Il 5 aprile del 2002 viene pubblicato "Quello che non c'è", disco degli Afterhours e primo dopo la partenza del chitarrista Xabier Iriondo. La dimensione delle composizioni di Agnelli si fa più cantautorile, influenzato anche dall'amicizia con Emidio Clementi dei Massimo Volume. Giorgio Prette, Andrea Viti e Dario Ciffo contribuiscono i tappeti strumentali su cui si esibisce la verbosità del leader. Il risultato è un altro disco eccezionale.
(disco completo: https://tinyurl.com/2p85nfbp)
Manuel Agnelli è certamente un uomo ambizioso. I suoi Afterhours, potenza regionale emersa dagli anni ’90 del rock italiano, avevano a inizio millennio un pedigree che non si può che definire aristocratico: dagli esordi in lingua inglese alla svolta italiana di “Germi”, con la sua commistione di stoner, post-grunge, noise rock con la poesia postmoderna all’esperimento pop di “Non è per sempre”, passando dal capolavoro generazionale “Hai Paura del Buio?” e il grande doppio live “Siamo tre piccoli porcellin”. Sempre capaci di coniugare uno stile personale e riconoscibile, sia dal punto di vista lirico che da quello compositivo, ad un’attenzione maniacale al suono contemporaneo, la band doveva però affrontare in quel momento la separazione con Xabier Iriondo, chitarrista fondamentale nel forgiare il suono e l’iconografia degli After. Agnelli non si fa prendere dal panico, anzi si prende in carico tutte le chitarre del disco, oltreché le tastiere, e sostituisce Iriondo con Giorgio Ciccarelli nelle uscite live (Ciccarelli diverrà poi un membro stabile della band per un decennio, segnandone a sua volta la carriera). Completano la formazione il bassista Andrea Viti, il violinista/chitarrista Dario Ciffo, e lo storico batterista Giorgio Prette.

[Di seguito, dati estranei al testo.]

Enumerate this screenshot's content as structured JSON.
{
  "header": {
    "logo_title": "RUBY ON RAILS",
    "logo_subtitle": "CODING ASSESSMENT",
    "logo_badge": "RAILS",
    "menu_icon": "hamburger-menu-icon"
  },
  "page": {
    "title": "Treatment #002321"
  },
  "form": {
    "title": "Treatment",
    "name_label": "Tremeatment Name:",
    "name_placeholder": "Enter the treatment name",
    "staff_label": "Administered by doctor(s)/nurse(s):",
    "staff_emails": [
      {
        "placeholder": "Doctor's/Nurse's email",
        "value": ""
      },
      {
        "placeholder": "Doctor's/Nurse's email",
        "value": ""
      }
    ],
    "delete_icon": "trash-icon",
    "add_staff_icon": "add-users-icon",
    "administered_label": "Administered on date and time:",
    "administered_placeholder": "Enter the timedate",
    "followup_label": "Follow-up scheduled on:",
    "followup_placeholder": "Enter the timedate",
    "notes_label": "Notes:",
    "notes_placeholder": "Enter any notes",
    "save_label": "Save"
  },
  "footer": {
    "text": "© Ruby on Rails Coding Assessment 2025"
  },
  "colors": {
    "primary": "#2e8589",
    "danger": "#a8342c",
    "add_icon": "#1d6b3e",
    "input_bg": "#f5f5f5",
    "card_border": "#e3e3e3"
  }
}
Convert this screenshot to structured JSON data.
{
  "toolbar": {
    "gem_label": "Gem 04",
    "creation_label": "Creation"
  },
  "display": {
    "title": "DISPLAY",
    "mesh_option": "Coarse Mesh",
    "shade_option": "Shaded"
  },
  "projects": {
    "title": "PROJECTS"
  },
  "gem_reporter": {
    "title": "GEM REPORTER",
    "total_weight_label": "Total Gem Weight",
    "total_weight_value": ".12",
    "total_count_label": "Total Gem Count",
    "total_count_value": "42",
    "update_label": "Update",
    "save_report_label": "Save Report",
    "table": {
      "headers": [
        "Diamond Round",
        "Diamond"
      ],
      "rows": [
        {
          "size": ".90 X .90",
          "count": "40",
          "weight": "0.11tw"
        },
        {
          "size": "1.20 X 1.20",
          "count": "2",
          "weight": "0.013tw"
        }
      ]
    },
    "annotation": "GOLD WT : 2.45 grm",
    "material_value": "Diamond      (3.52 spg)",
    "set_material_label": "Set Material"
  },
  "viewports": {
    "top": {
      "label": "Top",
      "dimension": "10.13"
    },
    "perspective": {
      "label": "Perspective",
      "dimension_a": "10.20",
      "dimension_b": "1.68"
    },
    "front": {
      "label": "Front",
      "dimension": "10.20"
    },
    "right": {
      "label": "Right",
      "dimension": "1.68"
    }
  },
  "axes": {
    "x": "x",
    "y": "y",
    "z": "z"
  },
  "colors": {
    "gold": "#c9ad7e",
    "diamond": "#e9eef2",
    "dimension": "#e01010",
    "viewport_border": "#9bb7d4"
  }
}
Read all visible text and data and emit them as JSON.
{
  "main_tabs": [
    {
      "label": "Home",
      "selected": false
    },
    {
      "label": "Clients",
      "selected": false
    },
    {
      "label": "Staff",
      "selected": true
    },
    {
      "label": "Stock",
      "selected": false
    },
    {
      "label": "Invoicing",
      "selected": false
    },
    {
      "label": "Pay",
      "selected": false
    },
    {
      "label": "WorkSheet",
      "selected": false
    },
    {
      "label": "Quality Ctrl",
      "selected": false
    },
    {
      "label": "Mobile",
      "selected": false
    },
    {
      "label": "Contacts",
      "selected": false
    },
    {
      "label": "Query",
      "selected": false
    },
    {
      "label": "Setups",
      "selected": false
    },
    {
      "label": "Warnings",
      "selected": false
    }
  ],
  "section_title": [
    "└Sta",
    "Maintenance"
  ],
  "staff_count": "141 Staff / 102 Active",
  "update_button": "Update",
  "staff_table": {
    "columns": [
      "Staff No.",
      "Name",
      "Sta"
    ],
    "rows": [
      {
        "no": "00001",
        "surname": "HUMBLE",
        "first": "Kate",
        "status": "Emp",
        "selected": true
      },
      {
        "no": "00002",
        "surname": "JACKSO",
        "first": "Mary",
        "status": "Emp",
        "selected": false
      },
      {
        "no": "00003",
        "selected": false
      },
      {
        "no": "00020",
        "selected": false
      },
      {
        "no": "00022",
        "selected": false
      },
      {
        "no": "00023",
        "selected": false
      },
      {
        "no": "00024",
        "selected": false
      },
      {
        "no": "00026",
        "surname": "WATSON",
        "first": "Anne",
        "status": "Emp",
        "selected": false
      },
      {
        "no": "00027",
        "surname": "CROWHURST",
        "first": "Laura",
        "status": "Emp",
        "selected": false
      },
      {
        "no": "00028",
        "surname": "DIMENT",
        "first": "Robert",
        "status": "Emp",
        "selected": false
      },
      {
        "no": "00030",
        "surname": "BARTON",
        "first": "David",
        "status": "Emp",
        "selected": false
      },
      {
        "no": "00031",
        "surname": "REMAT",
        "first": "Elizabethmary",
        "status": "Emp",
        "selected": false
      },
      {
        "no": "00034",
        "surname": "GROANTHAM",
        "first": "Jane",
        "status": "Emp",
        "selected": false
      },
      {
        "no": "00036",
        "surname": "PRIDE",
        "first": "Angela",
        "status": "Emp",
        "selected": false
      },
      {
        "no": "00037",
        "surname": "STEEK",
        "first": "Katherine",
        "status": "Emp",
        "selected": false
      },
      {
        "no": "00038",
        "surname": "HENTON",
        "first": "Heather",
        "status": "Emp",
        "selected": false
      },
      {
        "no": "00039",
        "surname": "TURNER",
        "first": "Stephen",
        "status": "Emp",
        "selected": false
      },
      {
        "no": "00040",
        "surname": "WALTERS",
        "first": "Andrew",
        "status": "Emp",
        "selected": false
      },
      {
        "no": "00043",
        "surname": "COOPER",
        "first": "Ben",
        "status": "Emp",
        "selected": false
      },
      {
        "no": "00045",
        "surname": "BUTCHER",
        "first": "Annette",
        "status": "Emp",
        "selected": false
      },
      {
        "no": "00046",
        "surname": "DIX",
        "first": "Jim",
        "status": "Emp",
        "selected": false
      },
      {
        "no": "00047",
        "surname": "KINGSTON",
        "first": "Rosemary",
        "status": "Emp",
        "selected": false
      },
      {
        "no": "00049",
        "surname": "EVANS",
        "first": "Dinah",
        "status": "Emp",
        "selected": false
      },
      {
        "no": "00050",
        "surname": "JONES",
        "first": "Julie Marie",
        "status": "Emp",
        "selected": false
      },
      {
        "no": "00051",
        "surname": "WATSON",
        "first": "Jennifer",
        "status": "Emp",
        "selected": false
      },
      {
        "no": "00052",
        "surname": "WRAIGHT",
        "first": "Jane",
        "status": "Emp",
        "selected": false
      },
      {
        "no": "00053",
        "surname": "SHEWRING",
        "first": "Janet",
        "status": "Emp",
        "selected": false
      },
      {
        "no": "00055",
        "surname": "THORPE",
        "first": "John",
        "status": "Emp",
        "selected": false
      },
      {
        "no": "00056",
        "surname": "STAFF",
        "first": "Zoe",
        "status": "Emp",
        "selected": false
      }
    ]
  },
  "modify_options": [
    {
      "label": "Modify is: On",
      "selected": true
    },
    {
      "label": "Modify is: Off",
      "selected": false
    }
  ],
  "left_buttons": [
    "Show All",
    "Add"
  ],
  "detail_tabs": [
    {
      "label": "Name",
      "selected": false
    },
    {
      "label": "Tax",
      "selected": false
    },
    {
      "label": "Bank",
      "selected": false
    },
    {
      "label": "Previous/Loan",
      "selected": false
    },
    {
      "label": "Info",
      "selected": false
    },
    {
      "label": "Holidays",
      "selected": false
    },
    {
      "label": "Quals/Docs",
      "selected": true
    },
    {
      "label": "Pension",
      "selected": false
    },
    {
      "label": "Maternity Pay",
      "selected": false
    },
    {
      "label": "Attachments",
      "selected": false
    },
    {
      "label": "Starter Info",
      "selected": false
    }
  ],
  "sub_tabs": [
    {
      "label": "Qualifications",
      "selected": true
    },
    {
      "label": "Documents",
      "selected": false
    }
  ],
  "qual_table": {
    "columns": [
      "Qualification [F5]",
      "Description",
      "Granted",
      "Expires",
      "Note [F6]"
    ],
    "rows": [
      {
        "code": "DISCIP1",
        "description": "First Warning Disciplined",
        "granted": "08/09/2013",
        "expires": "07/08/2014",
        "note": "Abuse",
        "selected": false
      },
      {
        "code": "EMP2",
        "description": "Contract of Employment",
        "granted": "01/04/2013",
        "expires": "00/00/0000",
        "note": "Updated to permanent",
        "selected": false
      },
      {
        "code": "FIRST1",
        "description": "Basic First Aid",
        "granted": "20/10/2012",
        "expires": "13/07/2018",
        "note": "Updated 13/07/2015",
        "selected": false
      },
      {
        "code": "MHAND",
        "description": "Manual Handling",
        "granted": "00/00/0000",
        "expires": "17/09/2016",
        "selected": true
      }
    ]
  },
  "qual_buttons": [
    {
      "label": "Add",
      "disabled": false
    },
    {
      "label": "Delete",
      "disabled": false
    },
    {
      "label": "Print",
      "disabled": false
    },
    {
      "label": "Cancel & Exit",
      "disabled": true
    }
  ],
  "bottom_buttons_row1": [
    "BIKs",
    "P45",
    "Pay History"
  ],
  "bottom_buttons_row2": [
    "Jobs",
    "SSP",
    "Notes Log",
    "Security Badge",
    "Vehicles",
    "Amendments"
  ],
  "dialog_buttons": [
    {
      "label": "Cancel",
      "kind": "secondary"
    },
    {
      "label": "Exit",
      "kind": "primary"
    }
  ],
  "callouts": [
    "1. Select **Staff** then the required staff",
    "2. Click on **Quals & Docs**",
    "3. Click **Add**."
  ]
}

Al passo coi tempi senza sacrificare la propria personalità, dicevamo: “Quello che non c’è” declina il songwriting di Agnelli e compagni verso sonorità (ancor) più cupe, su coordinate affini ai Radiohead e ai primi Muse: già la title-track che apre l’album è un florilegio di feedback psichedelici e violini plumbei a disegnare lo sfondo contro cui un malinconico giro di chitarra può emergere. Anche il testo è virato al nero, nelle sue riflessioni atee tangenti il satanismo. La copertina del disco, raffigurante un palo dell’elettricità che ricorda una croce prossima ad essere colpita da un fulmine, sottolinea la rabbia esistenziale di “Quello che non c’è”, sia canzone che disco. Dopo una coda strumentale rumorista, arrivano i sei minuti abbondanti di “Bye Bye Bombay”: stratificato, dilatato reportage di un viaggio in India con Emidio Clementi (il Mimì invocato nel testo) e pezzo fondamentale della discografia del gruppo, tra saliscendi strumentali e il testo, autentico inno generazionale. Quest’uno-due basterebbe a fare di “Quello che non c’è” un disco definitivo, ma altre sette canzoni aspettano l’ascoltatore: il lato A prosegue con canzoni-canzoni, tra cui la riuscitissima “Varanasi Baby” e le meno riuscite (ma tutt’altro che scarse) “Sulle Labbra” e “Non sono immaginario”. Il lato B invece è una tetralogia di brani fantastici: la ballad “La Gente sta Male” è l’episodio “pop” più riuscito del disco, mentre “Bungee Jumping” offre una variazione sul tema di “Bye Bye Bombay”, con lunghi frammenti strumental-psichedelici a separare i momenti più intensi del disco, per quanto riguarda la voce di Manuel; “Ritorno a Casa” è un reading sullo stile dei Massimo Volume di Clementi, con un testo forse un po’ stucchevole, ma sicuramente “vero” nella sua emotività. “Il Mio Ruolo”, struggente ballad che chiude il disco, immortala invece uno degli episodipiù malinconici del Manuel autore, oltre ad essere una canzone di grandissima intensità emotiva.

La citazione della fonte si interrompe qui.